By simulation it is meant the direct problem of determining cell
behavior when given a graph (network) specifying the interaction
among genes. By cell behavior we mean determining the amount
of byproducts (mRNA or protein) that each gene generates with time as it
interacts with other genes. We refer to modeling as the inverse
problem namely, inferring the network graph when given the data describing
the cell's behavior. The modeling problem has acquired
significant importance in view of the present high volume of
cell data available from micro-array experiments. The
emphasis of the paper is in using the constraint logic programming
paradigm to describe the simulation of cell behavior. In that
paradigm the same program describes both a
problem and its inverse.

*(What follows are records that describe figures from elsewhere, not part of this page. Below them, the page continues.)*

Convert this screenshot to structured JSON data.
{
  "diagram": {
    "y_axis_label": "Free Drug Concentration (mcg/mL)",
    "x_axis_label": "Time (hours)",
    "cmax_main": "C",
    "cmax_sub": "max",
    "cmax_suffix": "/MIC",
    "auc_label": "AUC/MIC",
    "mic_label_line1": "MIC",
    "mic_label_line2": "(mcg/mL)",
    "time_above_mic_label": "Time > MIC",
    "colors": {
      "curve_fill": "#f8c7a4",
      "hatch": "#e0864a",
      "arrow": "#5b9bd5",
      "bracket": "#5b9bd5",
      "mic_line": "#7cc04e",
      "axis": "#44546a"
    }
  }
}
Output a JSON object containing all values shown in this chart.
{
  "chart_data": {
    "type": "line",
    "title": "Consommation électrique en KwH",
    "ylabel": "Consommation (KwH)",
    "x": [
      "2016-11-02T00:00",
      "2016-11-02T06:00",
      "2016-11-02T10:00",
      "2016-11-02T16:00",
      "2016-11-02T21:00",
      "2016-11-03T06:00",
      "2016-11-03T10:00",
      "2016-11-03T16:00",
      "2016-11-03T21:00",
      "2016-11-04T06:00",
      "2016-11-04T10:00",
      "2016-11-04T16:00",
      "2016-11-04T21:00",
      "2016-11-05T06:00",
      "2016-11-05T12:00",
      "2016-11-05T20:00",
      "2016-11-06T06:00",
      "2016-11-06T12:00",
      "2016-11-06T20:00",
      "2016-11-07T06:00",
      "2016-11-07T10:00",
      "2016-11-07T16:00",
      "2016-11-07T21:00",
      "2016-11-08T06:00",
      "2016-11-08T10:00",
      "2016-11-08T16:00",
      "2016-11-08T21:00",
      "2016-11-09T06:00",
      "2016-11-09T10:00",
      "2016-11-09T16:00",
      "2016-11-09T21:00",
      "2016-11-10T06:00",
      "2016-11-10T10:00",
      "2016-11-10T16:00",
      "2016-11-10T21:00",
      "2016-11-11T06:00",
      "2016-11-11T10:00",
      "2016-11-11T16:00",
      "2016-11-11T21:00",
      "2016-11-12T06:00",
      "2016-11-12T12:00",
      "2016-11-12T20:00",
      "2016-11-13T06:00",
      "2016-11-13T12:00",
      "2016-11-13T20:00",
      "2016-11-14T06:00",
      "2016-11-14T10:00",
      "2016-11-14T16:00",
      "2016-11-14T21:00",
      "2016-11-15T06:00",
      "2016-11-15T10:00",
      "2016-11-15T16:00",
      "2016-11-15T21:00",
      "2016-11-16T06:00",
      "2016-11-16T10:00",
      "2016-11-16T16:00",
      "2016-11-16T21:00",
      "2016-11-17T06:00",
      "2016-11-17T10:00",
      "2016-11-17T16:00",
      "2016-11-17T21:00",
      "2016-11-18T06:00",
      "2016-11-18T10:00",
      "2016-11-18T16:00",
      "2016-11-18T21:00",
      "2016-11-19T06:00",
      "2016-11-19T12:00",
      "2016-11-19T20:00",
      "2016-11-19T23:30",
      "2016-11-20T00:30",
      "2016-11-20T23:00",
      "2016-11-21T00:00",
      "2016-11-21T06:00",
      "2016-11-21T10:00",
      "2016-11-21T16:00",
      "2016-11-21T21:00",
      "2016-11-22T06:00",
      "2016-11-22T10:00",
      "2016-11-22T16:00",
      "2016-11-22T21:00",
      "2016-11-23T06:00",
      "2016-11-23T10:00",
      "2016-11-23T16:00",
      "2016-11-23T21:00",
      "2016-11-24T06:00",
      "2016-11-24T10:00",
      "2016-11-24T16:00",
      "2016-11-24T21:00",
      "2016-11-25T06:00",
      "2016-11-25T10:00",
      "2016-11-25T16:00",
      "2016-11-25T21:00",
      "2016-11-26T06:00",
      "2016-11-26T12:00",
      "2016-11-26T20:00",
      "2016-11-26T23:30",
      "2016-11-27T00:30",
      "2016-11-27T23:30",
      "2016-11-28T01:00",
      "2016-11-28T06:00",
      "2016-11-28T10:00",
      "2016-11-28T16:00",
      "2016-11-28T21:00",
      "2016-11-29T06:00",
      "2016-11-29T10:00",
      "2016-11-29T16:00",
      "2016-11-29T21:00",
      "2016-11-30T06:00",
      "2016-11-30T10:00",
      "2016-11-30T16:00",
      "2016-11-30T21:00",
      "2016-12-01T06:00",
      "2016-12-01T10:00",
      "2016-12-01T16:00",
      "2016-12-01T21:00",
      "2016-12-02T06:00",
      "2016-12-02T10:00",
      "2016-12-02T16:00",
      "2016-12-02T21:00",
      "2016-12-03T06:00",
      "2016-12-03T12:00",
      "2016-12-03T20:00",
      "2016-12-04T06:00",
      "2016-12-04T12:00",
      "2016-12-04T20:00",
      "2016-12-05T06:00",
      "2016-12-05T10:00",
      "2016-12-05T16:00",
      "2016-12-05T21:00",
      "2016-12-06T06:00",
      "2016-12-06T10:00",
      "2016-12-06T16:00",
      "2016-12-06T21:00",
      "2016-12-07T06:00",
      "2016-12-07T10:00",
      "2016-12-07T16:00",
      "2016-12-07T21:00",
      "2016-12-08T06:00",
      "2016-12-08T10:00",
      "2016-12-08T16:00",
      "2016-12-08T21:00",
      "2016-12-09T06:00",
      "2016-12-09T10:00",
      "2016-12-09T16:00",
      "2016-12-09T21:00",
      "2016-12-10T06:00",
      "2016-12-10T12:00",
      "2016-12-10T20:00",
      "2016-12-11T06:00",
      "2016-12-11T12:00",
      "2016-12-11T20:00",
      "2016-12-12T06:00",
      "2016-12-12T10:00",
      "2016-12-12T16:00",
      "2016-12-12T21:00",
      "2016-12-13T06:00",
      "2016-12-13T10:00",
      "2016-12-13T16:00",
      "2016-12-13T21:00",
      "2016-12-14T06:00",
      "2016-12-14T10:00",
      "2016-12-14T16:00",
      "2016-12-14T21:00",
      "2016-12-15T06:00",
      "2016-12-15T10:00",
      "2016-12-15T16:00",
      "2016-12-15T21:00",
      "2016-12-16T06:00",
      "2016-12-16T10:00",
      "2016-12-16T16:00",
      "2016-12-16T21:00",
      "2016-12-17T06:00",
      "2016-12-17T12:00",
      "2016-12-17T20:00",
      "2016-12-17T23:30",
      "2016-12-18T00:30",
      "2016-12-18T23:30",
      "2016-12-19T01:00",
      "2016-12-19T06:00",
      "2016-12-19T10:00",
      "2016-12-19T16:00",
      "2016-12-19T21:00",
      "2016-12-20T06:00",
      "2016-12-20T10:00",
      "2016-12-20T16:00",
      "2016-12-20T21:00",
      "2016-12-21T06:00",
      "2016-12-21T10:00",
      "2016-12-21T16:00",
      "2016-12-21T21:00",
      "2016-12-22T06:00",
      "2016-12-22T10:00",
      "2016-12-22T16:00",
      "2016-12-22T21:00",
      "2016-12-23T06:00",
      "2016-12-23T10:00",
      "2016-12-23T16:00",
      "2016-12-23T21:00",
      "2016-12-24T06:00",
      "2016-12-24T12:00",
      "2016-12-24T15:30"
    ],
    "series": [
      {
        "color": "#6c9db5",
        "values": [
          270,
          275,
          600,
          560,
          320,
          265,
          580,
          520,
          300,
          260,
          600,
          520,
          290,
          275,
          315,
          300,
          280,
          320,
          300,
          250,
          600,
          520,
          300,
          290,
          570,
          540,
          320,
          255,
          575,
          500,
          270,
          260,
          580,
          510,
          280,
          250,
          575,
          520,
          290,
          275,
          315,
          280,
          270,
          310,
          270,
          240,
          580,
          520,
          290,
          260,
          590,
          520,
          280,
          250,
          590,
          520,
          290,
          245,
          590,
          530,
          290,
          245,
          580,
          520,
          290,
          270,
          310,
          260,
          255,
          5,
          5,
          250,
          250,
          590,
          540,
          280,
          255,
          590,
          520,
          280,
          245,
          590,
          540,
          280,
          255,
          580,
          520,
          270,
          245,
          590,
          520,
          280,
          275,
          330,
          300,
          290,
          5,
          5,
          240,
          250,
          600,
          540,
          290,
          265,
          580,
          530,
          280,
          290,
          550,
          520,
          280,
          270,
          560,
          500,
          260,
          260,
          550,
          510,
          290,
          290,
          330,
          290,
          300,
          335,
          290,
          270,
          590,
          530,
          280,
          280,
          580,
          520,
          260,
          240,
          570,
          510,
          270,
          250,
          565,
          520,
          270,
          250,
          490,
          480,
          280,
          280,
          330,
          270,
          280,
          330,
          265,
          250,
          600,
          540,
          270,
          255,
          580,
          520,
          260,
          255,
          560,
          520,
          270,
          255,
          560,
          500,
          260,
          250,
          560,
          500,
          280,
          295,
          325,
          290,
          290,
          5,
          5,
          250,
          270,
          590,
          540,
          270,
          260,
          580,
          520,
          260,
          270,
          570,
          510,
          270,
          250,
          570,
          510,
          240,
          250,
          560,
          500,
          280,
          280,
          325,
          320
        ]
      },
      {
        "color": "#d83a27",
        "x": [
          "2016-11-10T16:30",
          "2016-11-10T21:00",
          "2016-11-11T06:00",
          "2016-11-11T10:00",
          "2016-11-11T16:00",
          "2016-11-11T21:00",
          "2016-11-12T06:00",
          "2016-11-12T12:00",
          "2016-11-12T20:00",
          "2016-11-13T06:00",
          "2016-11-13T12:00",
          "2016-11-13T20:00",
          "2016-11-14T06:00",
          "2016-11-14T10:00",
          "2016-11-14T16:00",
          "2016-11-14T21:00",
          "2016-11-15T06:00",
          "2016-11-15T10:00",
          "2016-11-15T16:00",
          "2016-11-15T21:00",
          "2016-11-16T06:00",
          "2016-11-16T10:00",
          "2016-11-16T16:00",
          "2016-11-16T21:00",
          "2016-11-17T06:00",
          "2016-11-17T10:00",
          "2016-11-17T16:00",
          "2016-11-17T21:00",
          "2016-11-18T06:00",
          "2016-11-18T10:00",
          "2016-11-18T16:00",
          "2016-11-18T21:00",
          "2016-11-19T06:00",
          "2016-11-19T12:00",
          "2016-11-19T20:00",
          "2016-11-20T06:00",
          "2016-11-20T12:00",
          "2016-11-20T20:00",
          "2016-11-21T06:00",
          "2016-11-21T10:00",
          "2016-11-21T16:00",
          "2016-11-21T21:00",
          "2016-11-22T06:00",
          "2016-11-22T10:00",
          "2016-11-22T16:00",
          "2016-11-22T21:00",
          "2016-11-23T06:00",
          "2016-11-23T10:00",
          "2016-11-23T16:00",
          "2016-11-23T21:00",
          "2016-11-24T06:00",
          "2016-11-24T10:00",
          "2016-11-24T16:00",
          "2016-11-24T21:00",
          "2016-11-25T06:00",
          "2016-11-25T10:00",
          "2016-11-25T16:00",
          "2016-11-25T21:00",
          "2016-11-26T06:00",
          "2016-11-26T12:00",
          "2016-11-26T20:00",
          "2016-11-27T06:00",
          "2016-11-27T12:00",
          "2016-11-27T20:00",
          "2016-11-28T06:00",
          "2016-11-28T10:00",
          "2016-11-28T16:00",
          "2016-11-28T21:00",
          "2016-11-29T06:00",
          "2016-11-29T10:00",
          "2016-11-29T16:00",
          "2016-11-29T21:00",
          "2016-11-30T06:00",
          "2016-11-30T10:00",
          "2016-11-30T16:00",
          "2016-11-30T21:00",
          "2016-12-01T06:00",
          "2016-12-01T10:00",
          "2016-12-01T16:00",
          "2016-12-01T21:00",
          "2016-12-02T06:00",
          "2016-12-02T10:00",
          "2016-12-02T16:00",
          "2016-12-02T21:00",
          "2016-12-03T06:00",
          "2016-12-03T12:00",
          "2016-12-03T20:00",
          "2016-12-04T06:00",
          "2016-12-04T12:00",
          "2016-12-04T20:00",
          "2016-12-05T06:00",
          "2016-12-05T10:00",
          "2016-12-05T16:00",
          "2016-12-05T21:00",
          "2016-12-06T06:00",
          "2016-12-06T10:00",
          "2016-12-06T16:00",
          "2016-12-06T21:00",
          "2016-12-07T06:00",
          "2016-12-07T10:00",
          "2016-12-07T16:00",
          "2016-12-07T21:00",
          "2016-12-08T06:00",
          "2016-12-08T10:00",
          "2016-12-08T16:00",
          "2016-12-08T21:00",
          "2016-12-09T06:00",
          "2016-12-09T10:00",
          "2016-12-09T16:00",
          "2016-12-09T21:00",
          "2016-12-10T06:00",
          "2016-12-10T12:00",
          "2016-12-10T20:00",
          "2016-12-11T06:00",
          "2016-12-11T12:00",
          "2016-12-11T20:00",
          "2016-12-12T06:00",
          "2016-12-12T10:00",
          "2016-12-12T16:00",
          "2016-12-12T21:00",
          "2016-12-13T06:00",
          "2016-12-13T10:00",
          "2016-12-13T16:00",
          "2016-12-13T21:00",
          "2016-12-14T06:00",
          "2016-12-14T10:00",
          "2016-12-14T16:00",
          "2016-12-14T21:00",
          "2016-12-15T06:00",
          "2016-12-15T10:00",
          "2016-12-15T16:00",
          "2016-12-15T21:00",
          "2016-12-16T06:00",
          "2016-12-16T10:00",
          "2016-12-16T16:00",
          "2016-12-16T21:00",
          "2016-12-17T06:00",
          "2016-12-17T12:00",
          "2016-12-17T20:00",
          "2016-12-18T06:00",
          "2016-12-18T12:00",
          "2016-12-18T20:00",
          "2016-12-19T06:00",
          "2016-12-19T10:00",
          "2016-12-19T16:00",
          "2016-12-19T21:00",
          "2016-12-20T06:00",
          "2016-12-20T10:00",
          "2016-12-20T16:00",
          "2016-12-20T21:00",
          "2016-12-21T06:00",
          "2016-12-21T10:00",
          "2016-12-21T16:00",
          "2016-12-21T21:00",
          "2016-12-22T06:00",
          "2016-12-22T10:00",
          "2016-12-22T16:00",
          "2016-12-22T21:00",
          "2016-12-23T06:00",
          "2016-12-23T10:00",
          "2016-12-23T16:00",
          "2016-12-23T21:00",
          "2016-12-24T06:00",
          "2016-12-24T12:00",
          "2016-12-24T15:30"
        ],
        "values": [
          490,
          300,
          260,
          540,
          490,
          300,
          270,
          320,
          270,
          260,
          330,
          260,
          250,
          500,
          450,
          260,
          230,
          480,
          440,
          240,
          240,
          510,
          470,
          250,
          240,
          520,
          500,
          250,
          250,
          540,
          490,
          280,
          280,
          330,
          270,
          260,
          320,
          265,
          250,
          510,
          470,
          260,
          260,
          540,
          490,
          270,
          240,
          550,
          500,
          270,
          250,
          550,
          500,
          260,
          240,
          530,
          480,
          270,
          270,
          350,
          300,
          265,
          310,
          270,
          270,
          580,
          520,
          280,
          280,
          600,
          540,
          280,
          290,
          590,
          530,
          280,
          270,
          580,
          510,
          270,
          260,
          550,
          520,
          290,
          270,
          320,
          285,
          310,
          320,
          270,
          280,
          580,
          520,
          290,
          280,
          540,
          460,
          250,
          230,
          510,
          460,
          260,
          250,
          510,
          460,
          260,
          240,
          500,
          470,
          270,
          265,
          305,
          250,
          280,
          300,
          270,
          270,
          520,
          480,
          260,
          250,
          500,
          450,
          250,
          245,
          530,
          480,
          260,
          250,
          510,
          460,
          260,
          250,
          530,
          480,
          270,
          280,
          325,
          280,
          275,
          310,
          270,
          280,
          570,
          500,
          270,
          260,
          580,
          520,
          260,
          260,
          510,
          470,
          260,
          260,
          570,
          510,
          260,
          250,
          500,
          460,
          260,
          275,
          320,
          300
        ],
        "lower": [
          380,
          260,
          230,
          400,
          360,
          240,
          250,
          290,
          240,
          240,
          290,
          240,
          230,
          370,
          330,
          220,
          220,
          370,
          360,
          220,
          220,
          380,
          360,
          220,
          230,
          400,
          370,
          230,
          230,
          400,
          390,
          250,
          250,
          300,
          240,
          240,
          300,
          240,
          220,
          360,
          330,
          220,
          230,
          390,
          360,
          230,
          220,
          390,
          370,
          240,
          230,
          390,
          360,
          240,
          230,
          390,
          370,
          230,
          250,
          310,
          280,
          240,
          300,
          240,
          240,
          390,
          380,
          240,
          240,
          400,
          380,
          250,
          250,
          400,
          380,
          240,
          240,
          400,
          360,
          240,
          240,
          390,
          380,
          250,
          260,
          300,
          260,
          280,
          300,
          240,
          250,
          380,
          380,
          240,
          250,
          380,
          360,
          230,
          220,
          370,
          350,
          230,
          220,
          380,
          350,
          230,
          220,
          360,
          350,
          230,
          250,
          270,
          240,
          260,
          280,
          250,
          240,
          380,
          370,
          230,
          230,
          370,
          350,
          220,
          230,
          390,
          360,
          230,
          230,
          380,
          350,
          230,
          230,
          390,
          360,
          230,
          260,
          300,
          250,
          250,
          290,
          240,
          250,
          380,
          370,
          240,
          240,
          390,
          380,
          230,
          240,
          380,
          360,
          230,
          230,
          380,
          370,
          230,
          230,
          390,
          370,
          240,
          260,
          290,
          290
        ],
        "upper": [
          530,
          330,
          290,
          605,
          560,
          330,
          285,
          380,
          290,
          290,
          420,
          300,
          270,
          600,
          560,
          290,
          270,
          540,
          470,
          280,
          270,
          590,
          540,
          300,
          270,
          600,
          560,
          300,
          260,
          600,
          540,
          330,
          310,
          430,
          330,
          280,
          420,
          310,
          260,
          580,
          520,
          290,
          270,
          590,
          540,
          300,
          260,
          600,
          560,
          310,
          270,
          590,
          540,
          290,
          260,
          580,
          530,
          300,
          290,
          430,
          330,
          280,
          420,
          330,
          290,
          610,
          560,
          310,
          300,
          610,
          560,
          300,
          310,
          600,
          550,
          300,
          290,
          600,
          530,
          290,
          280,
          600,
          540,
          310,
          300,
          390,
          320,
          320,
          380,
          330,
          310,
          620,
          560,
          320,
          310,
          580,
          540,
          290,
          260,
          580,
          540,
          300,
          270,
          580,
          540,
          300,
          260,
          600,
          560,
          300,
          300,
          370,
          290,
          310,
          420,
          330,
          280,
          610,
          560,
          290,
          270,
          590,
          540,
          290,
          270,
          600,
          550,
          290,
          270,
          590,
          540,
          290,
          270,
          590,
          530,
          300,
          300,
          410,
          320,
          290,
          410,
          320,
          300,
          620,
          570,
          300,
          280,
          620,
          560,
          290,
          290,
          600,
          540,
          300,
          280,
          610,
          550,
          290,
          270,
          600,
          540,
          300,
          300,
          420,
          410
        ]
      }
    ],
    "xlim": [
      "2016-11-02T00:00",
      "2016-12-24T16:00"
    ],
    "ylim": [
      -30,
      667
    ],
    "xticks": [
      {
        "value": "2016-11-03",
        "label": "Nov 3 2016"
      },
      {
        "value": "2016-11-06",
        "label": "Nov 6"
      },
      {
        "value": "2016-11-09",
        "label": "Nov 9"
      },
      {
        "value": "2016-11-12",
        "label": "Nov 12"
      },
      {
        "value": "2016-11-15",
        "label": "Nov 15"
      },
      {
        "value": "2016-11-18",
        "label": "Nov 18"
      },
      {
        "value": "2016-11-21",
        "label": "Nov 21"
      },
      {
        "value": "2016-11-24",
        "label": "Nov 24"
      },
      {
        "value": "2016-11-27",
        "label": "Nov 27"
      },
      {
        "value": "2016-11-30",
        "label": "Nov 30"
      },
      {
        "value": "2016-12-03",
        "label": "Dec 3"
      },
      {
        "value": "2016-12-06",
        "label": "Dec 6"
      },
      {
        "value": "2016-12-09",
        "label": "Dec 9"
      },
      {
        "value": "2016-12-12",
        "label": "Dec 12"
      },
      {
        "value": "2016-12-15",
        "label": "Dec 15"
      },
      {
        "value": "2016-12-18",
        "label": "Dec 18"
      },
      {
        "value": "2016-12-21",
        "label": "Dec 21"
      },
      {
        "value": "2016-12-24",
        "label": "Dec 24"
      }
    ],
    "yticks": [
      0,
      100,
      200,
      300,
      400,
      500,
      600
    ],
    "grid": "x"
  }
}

Basically one defines multi-dimensional
regions, transitions (specifying how control is transferred from
one region to the other), and trajectories (sequences of transitions
describing cell behavior). The paradigm is applied to several
approaches that have been proposed to study simulation and modeling.
Several logic programs have been developed
to prototype those approaches under the same proposed paradigm.
They include considering Boolean and discrete domains. In each
case the potential of obtaining practical solutions to the inverse problem
are discussed. The proposed paradigm is related to machine learning
and to the synthesis of finite-state automata.